James Webb Uzay Teleskobu bugüne kadar birçok büyüleyici ve olağanüstü gözleme imza attı. Ama bu, belki de içlerinden en ilginci…

İlk kez 1977 yılında tespit edilen 2060 Chiron adındaki asteroit, mitolojiye göre yarı at yarı insan olan centaur sınıfından. Bunun sebebi de kuyruklu yıldızlara benzer özellikler de sergilemesi.

50 yılda bir Güneş etrafındaki dönüşünü tamamlayan 2060 Chiron, gaz devleri olan Jüpiter ve Neptün arasında bir yerde bulunuyor.

Florida Merkez Üniversitesi’ndeki bilim insanları, Astronomy & Astrophysics dergisinde yayınlanan çalışmalarında neden Chiron’a odaklandıklarını şöyle anlatıyor: Katı buzlu bir dış cepheye sahip olması ve koma denen iç kısmından çevreye gaz yayması.

Çalışmanın yazarlarından Noemi Pinilla-Alonso, Neptün’ün yakınında olan bir cisim için Chiron’un taşıdığı özelliklerin olağandışı olduğunu söylüyor.
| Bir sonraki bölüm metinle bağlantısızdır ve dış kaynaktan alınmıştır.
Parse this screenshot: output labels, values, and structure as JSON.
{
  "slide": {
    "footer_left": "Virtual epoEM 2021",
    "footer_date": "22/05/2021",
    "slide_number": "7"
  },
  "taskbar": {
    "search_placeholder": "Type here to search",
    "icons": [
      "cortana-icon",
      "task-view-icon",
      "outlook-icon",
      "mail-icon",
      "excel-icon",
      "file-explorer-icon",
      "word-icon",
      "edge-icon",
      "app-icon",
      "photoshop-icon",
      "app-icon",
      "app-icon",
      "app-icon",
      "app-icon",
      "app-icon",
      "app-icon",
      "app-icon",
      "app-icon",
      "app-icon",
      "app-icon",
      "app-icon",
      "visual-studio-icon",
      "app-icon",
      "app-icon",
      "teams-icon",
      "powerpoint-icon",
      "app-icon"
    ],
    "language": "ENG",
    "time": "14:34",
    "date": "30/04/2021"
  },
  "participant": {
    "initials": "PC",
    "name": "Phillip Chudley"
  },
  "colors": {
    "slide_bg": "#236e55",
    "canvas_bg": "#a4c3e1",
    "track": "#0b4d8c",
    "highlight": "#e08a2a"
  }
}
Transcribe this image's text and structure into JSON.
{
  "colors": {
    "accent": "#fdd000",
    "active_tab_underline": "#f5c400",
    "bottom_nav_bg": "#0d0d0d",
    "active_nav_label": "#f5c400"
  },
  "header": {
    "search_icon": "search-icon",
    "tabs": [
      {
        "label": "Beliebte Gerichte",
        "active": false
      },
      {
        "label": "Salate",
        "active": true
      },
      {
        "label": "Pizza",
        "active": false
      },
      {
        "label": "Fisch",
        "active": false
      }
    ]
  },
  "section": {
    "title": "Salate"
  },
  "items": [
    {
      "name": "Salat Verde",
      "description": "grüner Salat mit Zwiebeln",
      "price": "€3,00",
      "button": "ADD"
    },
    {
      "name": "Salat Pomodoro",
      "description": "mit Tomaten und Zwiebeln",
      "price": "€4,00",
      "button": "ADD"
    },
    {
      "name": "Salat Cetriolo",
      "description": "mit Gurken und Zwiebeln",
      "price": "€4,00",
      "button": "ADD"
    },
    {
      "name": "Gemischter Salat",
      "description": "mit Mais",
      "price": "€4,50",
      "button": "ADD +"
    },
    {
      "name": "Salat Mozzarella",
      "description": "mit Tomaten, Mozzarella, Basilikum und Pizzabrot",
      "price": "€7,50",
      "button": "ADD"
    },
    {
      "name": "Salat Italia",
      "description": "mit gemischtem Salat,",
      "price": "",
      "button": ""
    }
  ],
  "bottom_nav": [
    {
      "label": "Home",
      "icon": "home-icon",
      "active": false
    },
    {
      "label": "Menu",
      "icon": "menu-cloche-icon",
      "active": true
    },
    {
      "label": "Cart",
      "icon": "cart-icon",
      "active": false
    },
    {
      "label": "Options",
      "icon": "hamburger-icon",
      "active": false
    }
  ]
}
Hem gazlı hem de katı bir yapıya sahip olması, bilim insanlarının kafasını karıştırıyor.

Chiron: O hem bir asteroit hem de kuyruklu yıldız! - Resim : 1
Fotoğraf: William Gonzalez Sierra

Şimdi James Webb Uzay Teleskobu’nun da yardımıyla benzer uzay taşlarının kendi Güneş sistemimizde nasıl var olabileceği açıklanabilir.

Çünkü Webb teleskobunun yüksek çözünürlüğü, bu Güneş’ten uzak gaz tabanlı cismi analiz etmeyi kolaylaştırabilir. Keşfedilmesinden neredeyse yarım asır geçtikten sonra gelen bu son çalışma Chiron’un barındırdığı sırları ortaya çıkardı.

Örneğin Chiron’daki gazların büyük kısmı karbondioksit ve metan gibi ilkel gazlar ve Güneş’in doğuşundan milyonlarca yıl öncesine dayanıyor. Dolayısıyla hibrit gök cisminin evrenin erken dönemleriyle ilgili birtakım cevaplar taşıması da olası.

Pinilla-Alonso “Güneş sistemindeki tüm küçük yapılar bize artık gözlemleyemeyeceğimiz bir zamana ait olan geçmişi anlatıyor. Ama hala hayattaki centaurlar bize daha fazlasını anlatabilir” diyor.